I just did a check of "4 Patriots" food. average 240 callores/ serving. They don't show you ingredients, you have to ask for each food. But, at lest they say you need to eat 7.6 servings to get 1500 calories. And all 688 servings for only $579.00


----------



## inceptor (Nov 19, 2012)

paraquack said:


> I just did a check of "4 Patriots" food. average 240 callores/ serving. They don't show you ingredients, you have to ask for each food. But, at lest they say you need to eat 7.6 servings to get 1500 calories. And all 688 servings for only $579.00


IF they are reporting the calorie count correctly. I've heard that many sort of stretch that count. I prefer, for the most part anyhow, to just buy the ingredients to be able to make the finished product ourselves.


----------



## Beechnut (Sep 6, 2020)

inceptor said:


> It would depend on the ingredients. The package could already be mylar. Some things just go rancid after a bit. Mylar and o2 absorbers will not stop that.


If it has fats or oils it won't last. A can of Chunky soup or similar will have a much longer shelf life it not exposed to high temps.


----------



## The Tourist (Jun 9, 2016)

I like these debates and I learn things. There is one thing I have found. Ergo, even when my mom carefully stocked cans out of the cold and direct sunlight, she always lost a few items. Admittedly, I think there has been a huge uptick in the invention of food containers. My wife hasn't lost anything, ever.

I will admit one thing, when the "big one goes off," I expect to lose a lot of canned goods, maybe even nails that have survived for twenty years finally going into rust because they were simply moved.

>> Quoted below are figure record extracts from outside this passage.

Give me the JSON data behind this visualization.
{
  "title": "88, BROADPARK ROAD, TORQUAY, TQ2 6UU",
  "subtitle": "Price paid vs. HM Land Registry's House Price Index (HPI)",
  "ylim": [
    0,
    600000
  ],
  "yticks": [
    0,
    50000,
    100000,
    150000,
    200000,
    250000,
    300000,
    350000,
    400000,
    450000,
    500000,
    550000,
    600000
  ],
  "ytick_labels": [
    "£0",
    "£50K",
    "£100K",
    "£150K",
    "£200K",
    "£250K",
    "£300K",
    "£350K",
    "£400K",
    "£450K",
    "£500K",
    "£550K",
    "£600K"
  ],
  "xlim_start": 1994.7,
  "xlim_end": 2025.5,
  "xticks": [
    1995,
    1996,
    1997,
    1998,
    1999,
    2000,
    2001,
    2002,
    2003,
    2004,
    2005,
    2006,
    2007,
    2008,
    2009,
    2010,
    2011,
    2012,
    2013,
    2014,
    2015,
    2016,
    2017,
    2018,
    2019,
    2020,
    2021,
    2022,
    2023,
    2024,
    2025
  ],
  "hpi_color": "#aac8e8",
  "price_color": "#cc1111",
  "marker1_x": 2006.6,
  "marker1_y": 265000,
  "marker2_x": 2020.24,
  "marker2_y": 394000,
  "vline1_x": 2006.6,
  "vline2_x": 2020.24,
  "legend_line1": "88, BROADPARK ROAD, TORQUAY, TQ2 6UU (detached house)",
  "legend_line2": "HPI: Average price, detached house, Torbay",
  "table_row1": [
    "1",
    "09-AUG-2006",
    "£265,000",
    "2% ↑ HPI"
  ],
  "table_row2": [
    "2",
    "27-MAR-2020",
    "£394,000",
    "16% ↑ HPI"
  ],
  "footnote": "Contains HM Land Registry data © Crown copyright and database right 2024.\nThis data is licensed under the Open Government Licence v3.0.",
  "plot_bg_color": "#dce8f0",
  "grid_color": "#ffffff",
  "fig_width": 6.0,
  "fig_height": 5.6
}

More to the point, I think "modern stuff" has a better chance simply due to the way we get rid of dampness and use more modern containers.

To that end, has anyone ever buried anything? If you dug it up now, could you ever use it as a staple?


----------



## Beechnut (Sep 6, 2020)

The Tourist said:


> I like these debates and I learn things. There is one thing I have found. Ergo, even when my mom carefully stocked cans out of the cold and direct sunlight, she always lost a few items. Admittedly, I think there has been a huge uptick in the invention of food containers. My wife hasn't lost anything, ever.


When I was a kid in the 80s canned goods that were past date especially green beans and carrots tasted like tin. Now 2 years past date they're still good.


----------